Advancing protein sequence analysis with protein language models

Speaker

Princeton University

Host

CSAIL, Mathematics

Abstract

Protein language models (PLMs) have emerged as transformative tools for understanding and interpreting protein sequences, enabling advances in structure prediction, functional annotation, and variant effect assessment directly from sequence alone. Yet realizing their full potential requires both algorithmic innovation and a deeper understanding of their capabilities and limitations. In this talk, I will present several recent developments that advance PLM-based protein sequence analysis along these dimensions. First, I will introduce Bag-of-Mer (BoM) pooling, a biologically inspired strategy for aggregating amino acid embeddings that can capture both local motifs and long-range interactions, improving performance on diverse tasks such as protein activity prediction, remote homology detection, and peptide–protein interaction prediction. Next, I will describe ARIES, a highly scalable multiple-sequence alignment algorithm that leverages PLM embeddings to achieve superior accuracy even in low-identity regions where traditional methods struggle.
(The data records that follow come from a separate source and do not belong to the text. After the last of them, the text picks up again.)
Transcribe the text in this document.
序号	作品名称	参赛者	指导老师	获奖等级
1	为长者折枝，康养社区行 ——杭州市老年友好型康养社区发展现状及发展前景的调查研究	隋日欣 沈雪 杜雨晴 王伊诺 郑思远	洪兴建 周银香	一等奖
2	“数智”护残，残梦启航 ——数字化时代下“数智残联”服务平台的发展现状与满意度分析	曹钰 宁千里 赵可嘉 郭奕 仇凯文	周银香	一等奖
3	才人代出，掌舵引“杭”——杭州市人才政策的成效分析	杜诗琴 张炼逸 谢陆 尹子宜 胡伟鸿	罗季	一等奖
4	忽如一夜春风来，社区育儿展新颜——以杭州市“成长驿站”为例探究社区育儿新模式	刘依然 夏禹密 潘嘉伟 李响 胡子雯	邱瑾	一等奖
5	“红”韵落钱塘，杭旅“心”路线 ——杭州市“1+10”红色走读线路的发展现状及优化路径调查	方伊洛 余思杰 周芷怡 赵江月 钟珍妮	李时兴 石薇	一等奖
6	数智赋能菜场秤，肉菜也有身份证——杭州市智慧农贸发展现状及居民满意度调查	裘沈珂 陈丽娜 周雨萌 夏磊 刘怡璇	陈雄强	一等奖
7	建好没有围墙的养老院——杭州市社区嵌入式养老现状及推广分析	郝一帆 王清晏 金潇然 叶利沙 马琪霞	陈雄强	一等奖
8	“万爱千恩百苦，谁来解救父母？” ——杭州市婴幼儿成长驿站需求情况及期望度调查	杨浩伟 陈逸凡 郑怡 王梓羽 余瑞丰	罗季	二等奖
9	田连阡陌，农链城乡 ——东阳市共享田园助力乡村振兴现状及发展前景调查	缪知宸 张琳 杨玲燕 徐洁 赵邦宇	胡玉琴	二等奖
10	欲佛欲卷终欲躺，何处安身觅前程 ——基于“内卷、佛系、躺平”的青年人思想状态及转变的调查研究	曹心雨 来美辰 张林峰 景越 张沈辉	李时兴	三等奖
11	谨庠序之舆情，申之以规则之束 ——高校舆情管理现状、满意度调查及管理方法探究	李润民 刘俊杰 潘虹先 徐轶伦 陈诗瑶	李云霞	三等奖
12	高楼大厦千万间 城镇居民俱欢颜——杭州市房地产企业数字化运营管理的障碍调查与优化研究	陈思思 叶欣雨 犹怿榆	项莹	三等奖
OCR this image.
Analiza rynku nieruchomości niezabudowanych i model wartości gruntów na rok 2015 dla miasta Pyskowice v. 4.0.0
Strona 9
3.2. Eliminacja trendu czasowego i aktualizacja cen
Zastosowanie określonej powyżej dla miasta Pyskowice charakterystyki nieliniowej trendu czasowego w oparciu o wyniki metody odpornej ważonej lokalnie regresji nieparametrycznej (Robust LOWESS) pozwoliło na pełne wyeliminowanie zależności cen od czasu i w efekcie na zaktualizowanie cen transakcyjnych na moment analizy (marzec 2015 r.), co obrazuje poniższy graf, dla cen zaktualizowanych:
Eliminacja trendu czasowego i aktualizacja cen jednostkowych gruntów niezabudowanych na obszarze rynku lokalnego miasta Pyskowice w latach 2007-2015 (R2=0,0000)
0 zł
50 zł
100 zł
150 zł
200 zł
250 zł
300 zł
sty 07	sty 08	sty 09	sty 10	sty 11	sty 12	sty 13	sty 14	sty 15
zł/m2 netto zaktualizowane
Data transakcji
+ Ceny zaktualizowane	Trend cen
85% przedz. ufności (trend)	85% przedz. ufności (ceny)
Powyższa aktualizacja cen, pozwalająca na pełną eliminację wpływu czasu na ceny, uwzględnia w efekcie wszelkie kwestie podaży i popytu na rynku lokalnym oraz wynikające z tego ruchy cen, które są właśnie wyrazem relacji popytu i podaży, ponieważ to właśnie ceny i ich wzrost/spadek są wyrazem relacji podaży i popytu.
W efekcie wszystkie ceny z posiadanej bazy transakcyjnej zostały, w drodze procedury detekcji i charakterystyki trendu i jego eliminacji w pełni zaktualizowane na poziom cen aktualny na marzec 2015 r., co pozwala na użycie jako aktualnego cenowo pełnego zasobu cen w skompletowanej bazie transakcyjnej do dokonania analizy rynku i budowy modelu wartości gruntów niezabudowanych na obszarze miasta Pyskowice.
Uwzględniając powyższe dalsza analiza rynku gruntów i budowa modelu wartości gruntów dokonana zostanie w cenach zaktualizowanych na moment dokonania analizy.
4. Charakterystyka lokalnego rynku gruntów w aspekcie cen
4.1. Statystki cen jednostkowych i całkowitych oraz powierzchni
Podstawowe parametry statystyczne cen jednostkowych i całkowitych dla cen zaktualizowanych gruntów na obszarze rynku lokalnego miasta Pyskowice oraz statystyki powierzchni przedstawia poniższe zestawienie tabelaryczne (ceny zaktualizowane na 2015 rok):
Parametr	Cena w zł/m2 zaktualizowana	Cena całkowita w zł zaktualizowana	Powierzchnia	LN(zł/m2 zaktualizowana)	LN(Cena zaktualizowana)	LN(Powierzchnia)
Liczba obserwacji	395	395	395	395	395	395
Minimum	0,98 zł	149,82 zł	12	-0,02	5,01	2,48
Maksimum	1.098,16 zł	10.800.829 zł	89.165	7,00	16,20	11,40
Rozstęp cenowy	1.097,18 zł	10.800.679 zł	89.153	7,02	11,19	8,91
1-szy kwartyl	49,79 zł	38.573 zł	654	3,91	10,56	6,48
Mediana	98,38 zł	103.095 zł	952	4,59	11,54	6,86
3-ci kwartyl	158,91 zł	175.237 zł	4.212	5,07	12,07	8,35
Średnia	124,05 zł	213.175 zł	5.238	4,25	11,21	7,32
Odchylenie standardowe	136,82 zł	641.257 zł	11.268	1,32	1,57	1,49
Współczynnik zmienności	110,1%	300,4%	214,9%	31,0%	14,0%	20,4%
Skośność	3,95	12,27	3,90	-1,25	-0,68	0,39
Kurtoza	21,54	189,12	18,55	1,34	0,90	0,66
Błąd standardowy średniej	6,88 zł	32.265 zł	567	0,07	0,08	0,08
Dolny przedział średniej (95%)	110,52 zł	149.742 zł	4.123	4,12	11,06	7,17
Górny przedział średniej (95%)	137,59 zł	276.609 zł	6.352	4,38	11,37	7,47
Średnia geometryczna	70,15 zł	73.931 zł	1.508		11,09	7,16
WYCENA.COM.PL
Finally, time permitting, I will discuss insights into PLM performance, including the roles of training data, sequence fit, and model architecture. Together, this work illustrates how PLMs can both power and reshape core computational biology tasks, while providing guidance for more effective and biologically grounded model development.

Speaker Bio

Mona Singh is the Wang Family Professor in Computer Science at Princeton University, where she is jointly appointed in the Computer Science department and the Lewis-Sigler Institute for Integrative Genomics. Mona obtained her AB and SM degrees at Harvard University, and her PhD at MIT, all three in Computer Science. She did postdoctoral work at the Whitehead Institute for Biomedical Research. She received the Presidential Early Career Award for Scientists and Engineers (PECASE). She is a Fellow of the International Society for Computational Biology, a Fellow of the Association for Computing Machinery and a Fellow of the American Institute for the Medical and Biological Engineering. She is currently Editor-In-Chief of the Journal of Computational Biology. She has been program committee chair for several major computational biology conferences, including ISMB (2010), WABI (2010), ACM-BCB (2012), and RECOMB (2016). She has been Chair of the NIH Modeling and Analysis of Biological Systems Study Section (2012-2014), and a council member of the Computing Community Consortium (2021-2024), and is currently on the steering committee for WABI.